Sunday, November 9, 2008

Diagnosis - Brain Drain - NYTimes.com

Dr. Rachel Clark could see the patient through the glass walls of the Massachusetts General Hospital intensive-care unit. A young woman lay on the bed, unconscious. The girl's mother sat next to her, stroking her head. Just minutes earlier Clark's pager called her to this ward filled with the sickest patients. The text read: "Unresponsive patient in the I.C.U. Possible Gyn etiology. Please respond asap." As she made her way through the hospital, Clark, a first-year resident in obstetrics and gynecology, tried to imagine what kind of problem would lead critical-care specialists to call on her to help with a patient in a coma.

The 26-year-old woman fell ill two months earlier, her mother told Clark. It started with a headache — the worst of her daughter's life. Her mother took her to the emergency room near their hometown in rural Maine. The doctors there thought it was a migraine and gave her something for the pain. It didn't help.

Over the next 10 days her daughter saw six different doctors, had many blood tests and scans and tried a dozen medicines. No one had a diagnosis or a cure. "There's something wrong in my head," the young woman kept repeating. "It's just not right."
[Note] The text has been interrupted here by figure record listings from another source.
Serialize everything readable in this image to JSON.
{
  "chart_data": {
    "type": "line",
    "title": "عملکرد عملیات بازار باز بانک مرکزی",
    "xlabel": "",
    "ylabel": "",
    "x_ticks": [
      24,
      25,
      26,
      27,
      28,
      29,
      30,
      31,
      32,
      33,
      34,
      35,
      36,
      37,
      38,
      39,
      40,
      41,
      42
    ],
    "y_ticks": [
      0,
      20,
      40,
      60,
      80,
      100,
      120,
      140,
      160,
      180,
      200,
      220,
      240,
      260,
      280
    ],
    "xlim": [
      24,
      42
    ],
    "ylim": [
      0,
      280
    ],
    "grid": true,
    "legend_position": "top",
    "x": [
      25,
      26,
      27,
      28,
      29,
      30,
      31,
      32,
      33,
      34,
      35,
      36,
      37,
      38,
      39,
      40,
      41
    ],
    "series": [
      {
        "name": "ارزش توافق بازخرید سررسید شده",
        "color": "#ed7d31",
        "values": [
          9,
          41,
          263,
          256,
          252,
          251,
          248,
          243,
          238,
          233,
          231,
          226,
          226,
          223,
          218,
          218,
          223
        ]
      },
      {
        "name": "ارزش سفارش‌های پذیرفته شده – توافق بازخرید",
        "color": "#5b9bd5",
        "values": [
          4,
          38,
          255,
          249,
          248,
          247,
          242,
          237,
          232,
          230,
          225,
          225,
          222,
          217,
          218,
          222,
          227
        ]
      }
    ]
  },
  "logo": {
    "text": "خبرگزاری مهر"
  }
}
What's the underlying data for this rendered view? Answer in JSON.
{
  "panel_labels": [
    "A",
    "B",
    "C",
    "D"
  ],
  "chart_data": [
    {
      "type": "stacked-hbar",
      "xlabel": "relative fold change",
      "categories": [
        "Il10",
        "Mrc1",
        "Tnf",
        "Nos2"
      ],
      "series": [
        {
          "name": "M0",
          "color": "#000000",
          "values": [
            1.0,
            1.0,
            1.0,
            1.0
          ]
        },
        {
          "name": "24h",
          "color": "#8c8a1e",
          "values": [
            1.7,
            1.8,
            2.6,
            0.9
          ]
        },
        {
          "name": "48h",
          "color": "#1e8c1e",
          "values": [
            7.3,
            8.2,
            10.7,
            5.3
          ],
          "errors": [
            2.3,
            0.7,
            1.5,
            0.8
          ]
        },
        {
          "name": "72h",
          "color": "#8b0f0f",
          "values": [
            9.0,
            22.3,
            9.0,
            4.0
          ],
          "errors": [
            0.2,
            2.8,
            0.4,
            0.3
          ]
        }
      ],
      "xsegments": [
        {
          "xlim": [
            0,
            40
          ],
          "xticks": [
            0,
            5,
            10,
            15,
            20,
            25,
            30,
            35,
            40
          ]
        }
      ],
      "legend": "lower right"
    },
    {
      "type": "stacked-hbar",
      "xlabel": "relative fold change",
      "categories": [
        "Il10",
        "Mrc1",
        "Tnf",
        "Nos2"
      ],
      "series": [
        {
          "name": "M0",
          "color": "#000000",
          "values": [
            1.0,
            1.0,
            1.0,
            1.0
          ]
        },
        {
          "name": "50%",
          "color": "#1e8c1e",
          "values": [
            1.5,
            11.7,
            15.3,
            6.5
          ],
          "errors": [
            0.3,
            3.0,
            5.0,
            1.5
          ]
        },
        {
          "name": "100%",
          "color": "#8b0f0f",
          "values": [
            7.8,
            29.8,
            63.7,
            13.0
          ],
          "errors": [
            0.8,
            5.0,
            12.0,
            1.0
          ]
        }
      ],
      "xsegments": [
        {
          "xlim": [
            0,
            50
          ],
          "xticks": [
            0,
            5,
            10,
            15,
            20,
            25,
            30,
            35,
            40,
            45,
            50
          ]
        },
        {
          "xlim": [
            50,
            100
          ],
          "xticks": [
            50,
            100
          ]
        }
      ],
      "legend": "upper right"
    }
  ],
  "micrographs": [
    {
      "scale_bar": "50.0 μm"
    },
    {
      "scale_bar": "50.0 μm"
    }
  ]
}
On their last trip to the emergency room, her daughter went crazy. She was talking to people who weren't there. She was afraid, paranoid. Then suddenly she became violent, lashing out at everyone around her. "They told me she was having a psychotic break, that she probably had schizophrenia," her mother reported, the horror of that night still audible in her voice. The patient was taken to a psychiatric hospital. A few days later she developed a fever and was sent to yet another hospital. There she had a seizure. After that, she never woke up. She was finally transferred to Massachusetts General in Boston. But even here the doctors had found no answers.

The young woman had a history of migraines but was otherwise healthy. She took no medications. She worked in an office and lived with her parents. On exam she no longer had a fever. Her eyes were sometimes open, but she was completely unresponsive, even to pain.